Trying Times…
Ah! Here, as promised, on the woefully neglected class log, is some help for the test on Monday for you Promelites and anyone else who may be looking.
First, a few sample quotations and responses from Act I. These are the same we looked at in class, and have no bearing on your upcoming test, except to serve as examples of what an identification answer looks like. Here we go:
Sample #1:
Poor man, I know he would not be a wolf
But that he sees the Romans are but sheep;
He were no lion, were not the Romans hinds.
Sample response:
Cassius is talking to Casca about Julius Caesar. He uses animal imagery here to help make his point that Caesar is powerful (a wolf and a lion) only because the Roman people are weak (sheep and hinds). This fits with Cassius’ usual arguments that Caesar is not fit to rule because he is weak.
Sample #2:
O he sits high in all the people’s hearts;
And that which would appear offense in us,
His countenance, like richest alchemy,
Will change to virtue and to worthiness.
Sample response:
Casca is speaking here, near the end of Act I, telling Cassius how important Brutus is to their cause. He says that, because of Brutus’ good reputation with the people, Brutus’ support on their side will be like ‘alchemy,’ changing their ugly crime into something noble. This quote shows us that the conspirators are using Brutus primarily for his good reputation, and nothing more.

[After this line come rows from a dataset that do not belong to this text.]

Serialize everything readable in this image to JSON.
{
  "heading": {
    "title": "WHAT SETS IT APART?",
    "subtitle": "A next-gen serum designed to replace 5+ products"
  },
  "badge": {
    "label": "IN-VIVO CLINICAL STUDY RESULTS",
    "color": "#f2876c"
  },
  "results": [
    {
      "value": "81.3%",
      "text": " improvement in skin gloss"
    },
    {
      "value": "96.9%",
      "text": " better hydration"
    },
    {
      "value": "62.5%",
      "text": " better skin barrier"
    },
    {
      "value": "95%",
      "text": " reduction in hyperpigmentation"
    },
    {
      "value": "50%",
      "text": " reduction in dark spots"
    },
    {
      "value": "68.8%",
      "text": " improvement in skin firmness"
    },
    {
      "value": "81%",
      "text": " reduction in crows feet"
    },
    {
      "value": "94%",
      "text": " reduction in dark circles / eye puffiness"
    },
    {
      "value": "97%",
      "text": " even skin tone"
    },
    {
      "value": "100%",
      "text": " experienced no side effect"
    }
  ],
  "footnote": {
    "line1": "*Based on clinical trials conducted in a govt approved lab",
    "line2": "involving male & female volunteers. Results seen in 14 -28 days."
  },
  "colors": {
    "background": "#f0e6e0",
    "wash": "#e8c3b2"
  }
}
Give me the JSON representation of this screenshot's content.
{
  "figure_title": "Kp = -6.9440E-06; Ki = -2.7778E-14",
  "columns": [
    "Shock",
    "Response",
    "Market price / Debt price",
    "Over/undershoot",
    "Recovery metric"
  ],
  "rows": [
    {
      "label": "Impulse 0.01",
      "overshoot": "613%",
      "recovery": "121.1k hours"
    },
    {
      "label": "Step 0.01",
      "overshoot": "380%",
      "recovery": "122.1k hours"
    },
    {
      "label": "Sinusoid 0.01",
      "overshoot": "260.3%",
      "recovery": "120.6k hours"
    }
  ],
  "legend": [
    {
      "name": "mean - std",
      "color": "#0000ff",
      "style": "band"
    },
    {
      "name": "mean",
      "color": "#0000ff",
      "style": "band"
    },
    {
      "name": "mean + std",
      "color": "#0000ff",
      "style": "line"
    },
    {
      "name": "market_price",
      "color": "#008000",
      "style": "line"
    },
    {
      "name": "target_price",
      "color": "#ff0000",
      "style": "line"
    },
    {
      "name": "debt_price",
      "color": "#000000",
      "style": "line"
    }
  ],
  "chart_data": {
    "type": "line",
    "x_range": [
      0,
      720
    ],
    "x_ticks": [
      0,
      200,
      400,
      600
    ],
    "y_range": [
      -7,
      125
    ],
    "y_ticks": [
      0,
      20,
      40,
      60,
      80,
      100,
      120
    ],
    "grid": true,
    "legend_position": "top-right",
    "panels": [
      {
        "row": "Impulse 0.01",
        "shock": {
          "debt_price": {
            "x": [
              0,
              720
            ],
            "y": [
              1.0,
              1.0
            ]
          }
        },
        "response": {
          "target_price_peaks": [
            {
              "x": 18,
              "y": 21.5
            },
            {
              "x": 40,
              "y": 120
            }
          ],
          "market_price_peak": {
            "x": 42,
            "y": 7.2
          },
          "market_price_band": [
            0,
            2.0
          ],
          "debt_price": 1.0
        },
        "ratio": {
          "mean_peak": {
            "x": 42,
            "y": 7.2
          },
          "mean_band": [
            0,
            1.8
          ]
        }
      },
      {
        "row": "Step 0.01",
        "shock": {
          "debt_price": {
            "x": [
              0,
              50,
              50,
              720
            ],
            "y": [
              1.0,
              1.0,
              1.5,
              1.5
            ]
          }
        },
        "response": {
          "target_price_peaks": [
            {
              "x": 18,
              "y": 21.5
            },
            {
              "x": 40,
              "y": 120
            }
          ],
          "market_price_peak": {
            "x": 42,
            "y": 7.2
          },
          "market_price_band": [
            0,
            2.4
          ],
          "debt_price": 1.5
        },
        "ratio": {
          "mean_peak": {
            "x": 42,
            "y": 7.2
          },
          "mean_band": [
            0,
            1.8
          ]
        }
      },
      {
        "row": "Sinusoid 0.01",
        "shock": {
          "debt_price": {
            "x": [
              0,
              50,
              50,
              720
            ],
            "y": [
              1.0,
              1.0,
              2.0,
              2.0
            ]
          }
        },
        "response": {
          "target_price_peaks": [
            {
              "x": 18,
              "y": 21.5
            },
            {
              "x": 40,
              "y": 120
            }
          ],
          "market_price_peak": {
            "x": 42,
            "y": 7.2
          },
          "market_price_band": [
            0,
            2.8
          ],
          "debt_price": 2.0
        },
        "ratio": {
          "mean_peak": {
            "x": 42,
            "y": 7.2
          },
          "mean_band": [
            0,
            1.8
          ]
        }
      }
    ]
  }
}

…and here are actual quotes that will appear on Monday’s test:
But ‘tis a common proof
That lowliness is young ambition’s ladder,
Whereto the climber upward turns his face;
But when he once attains the upmost round,
He then unto the ladder turns his back,
Looks in the clouds, scorning the base degrees
By which he did ascend. So Caesar may;
Then lest he may, prevent.. . . . .
Between the acting of a dreadful thing
And the first motion, all the interim is
Like a phantasma, or a hideous dream.
The genius and the mortal instruments
Are then in council, and the state of a man,
Like to a little kingdom, suffers then
The nature of an insurrection.. . . . .
O conspiracy,
Sham’st thou to show thy dang’rous brow by night,
When evils are most free? O, then by day
Where wilt thou find a cavern dark enough
To mask thy monstrous visage?. . . . .
But do not stain
The even virtue of our enterprise,
Nor th’ insuppressive mettle of our spirits,
To think that or our cause or our performance
Did need an oath; when every drop of blood
That every Roman bears, and nobly bears,
Is guilty of a several bastardy
If he do break the smallest particle
Of any promise that hath passed from him.. . . . .
O, let us have him for his silver hairs
Will purchase us a good opinion,
And buy men’s voices to comment our deeds.
It shall be said his judgment ruled our hands;
Our youths and wildness shall no whit appear,
But all be buried in his gravity.. . . . .
We all stand up against the spirit of Caesar,
And in the spirit of men there is no blood.
O, that we then could come by Caesar’s spirit,
And not dismember Caesar! But alas,
Caesar must bleed for it.. . . . .
Set on your foot,
And with a heart new-fired I follow you,
To do I know not what; but it sufficeth
That Brutus leads me on.. . . . .
Cowards die many times before their deaths;
The valiant never taste of death but once.
Of all the wonders that I yet have heard,
It seems to me most strange that men should fear,
Seeing that death, a necessary end,
Will come when it will come.. . . . .
My heart laments that virtue cannot live
Out of the teeth of emulation.
There they are! Remember, you’ll only have to choose three of these to write about, along with one of the essay questions.